Top UK retailer Marks & Spencer Group Plc’s decision on July 8 to withdraw from Taiwan has again reflected the impact that less-than-expected domestic consumer spending has had on dampened retailers’ revenues.
The planned closure of three Marks & Spencer stores in Taiwan comes as retailers here are struggling to survive in a market where consumers face rising prices and stagnant wages, even though an anticipated increase in the number of Chinese tourists would likely benefit this sector.
Analysts said that no one — both the newly entered and long-established — was immune to this harsh business environment, as consumer confidence softened to a six-and-half-year low last month, and inflation hit an eight-month high for the month.
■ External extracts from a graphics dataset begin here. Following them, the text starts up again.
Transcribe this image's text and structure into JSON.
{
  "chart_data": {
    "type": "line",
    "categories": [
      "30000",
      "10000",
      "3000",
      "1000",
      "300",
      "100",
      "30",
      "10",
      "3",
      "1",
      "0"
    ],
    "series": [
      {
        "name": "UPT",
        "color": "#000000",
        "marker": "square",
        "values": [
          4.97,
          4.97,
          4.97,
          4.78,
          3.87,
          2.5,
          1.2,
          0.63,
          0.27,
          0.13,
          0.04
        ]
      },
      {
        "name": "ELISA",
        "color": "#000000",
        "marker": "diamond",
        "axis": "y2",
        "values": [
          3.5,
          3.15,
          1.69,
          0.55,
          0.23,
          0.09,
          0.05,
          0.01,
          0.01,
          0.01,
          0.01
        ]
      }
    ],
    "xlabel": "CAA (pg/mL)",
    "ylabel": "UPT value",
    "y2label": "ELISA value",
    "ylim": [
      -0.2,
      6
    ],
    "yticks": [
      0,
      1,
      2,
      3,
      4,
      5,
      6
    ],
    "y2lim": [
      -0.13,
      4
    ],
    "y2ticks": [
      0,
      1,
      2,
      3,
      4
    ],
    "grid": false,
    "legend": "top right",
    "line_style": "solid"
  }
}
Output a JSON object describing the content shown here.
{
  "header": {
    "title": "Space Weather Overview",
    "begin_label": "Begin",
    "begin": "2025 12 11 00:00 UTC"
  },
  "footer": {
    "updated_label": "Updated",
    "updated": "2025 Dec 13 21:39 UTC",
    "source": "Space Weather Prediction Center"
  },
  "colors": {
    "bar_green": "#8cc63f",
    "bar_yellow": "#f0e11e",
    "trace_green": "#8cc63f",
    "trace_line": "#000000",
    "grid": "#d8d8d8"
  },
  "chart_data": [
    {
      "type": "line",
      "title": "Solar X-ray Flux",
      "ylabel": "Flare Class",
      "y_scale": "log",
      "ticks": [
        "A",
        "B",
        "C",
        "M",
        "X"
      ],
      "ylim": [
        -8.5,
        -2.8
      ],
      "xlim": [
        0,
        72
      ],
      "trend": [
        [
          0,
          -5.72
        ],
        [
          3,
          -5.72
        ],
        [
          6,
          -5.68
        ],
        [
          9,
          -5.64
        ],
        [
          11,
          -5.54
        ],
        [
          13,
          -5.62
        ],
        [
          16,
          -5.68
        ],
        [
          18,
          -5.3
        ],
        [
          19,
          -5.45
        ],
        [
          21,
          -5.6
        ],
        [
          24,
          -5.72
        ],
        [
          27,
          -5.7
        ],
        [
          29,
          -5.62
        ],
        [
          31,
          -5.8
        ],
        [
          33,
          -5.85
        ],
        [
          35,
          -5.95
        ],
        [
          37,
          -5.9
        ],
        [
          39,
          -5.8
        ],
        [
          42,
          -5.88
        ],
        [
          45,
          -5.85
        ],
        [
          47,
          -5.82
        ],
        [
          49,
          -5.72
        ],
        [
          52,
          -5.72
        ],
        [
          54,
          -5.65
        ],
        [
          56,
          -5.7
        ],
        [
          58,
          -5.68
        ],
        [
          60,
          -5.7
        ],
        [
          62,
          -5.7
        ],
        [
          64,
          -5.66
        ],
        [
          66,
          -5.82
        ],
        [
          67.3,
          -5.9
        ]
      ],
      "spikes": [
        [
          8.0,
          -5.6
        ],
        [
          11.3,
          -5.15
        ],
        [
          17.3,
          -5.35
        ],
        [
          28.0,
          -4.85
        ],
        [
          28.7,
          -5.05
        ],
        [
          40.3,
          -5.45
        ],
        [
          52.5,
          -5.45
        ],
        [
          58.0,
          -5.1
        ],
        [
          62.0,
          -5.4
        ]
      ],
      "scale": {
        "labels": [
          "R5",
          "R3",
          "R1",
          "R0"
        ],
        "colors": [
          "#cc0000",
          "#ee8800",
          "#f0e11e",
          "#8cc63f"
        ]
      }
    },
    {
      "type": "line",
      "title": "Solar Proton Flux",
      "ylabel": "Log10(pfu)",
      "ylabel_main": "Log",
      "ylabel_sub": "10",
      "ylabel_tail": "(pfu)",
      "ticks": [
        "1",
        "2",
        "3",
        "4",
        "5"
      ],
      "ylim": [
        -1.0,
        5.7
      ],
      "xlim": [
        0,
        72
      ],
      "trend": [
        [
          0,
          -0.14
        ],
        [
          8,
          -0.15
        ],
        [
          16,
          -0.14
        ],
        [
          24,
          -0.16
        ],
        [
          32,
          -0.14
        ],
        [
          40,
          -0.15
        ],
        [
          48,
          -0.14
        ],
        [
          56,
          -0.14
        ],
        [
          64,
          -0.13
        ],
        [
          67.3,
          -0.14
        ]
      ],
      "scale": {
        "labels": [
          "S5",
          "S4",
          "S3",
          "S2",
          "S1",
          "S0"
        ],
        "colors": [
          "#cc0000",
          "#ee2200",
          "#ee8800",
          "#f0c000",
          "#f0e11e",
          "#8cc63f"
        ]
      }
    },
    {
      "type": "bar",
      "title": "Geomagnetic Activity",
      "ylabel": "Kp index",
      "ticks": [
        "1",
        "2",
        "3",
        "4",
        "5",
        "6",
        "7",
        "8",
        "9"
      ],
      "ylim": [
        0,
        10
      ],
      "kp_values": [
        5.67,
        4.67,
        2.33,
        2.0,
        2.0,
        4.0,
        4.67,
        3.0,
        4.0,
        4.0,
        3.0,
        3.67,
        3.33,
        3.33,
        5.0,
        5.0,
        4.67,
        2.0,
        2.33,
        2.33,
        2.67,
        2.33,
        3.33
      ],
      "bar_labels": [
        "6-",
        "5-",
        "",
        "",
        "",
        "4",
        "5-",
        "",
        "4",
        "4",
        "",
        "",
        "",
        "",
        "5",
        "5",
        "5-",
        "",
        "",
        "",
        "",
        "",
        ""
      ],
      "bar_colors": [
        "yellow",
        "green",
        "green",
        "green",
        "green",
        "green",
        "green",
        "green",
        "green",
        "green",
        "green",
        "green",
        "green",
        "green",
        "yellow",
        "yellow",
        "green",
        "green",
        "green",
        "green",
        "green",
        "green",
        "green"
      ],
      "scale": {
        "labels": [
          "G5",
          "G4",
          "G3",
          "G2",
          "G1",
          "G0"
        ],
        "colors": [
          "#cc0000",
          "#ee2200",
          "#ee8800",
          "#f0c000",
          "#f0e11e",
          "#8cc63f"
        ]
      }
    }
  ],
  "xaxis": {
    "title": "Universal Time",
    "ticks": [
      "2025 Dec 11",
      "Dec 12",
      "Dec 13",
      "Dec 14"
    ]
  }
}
“Consumer confidence didn’t show a typical rebound after the big drop in May,” Andre Chang (張致竑), an analyst at Citi Investment Research in Taipei, said in a client note dated July 10.
Marks & Spencer is not alone in grappling with falling sales and increasing losses here in Taiwan.
Cash-strapped Sunrise Department Store (中興百貨), a 23-year-old retailer based in Taipei, said last month it would close its store at the end of this month after incurring a capital shortage of more than NT$900 million (US$30 million).
In late May, Tainan-based Danby Food Industry Co (丹比食品實業) said it would shut down its business on June 1 following 29 years of operation. The candy and confectionery maker said it faced NT$200 million in capital shortage at the time amid intensified market competition and rising raw material costs and utility fees.
Bucking the unfavorable trend, however, was Shin Kong Mitsukoshi Department Store (新光三越), which added four outlets last month in Taipei, Taoyuan and Chiayi in a bid to boost its market share to 31 percent from its previous 28 percent, after it acquired debt-ridden Idee Department Store (衣蝶百貨) for NT$705 million. Kaohsiung-based Hanshin Department Store (漢神百貨) also opened its second store on July 10 with a target revenue of NT$7 billion in the first year.
But given more fuel and utility price hikes in the months ahead and a still weak stock market amid weak sentiment followed by margin calls and stop losses, Citigroup didn’t foresee a rebound in consumer confidence anytime soon, the research note showed.
A survey of eight Taiwanese retailers conducted by Citigroup showed that five retailers — namely Far Eastern Department Store Ltd (遠東百貨), Shin Kong Mitsukoshi Department Store (新光三越), President Chain Store Corp (統一超商), Tsann Kuen Group (燦坤實業) and E-Life Mall Co (全國電子) — reported year-on-year declines in their monthly sales last month.
Only Hola Home Furnishings Co (和樂) and Taiwan FamilyMart Co (全家便利) saw two-digit growth in monthly sales from a year earlier, while Les Enphants Ltd (麗嬰房), a major retailer of children’s garments, posted near-zero sales growth, the survey showed.
“These [results] suggest that the correction in the stock market and rising inflation have hurt consumption and we still don’t expect the situation to improve meaningfully for the remainder of 2008,” Chang wrote.
On the automobile retailing business front, Yuanta Securities Co (元大證券), the largest brokerage in Taiwan, said it expected to see sluggish sales momentum ahead because of the approach of the traditional “ghost month” and didn’t expect sales to rebound until the first half of next year.
The brokerage forecast sales of new vehicles would total 253,000 units this year, down 23 percent from a year earlier, it said in a report issued on Friday.
Based on the latest statistics compiled by the Ministry of Transportation and Communications, 132,367 new vehicles were sold domestically in the first half of the year, which reflected a decline of 22.7 percent from a year earlier and the lowest since 1986.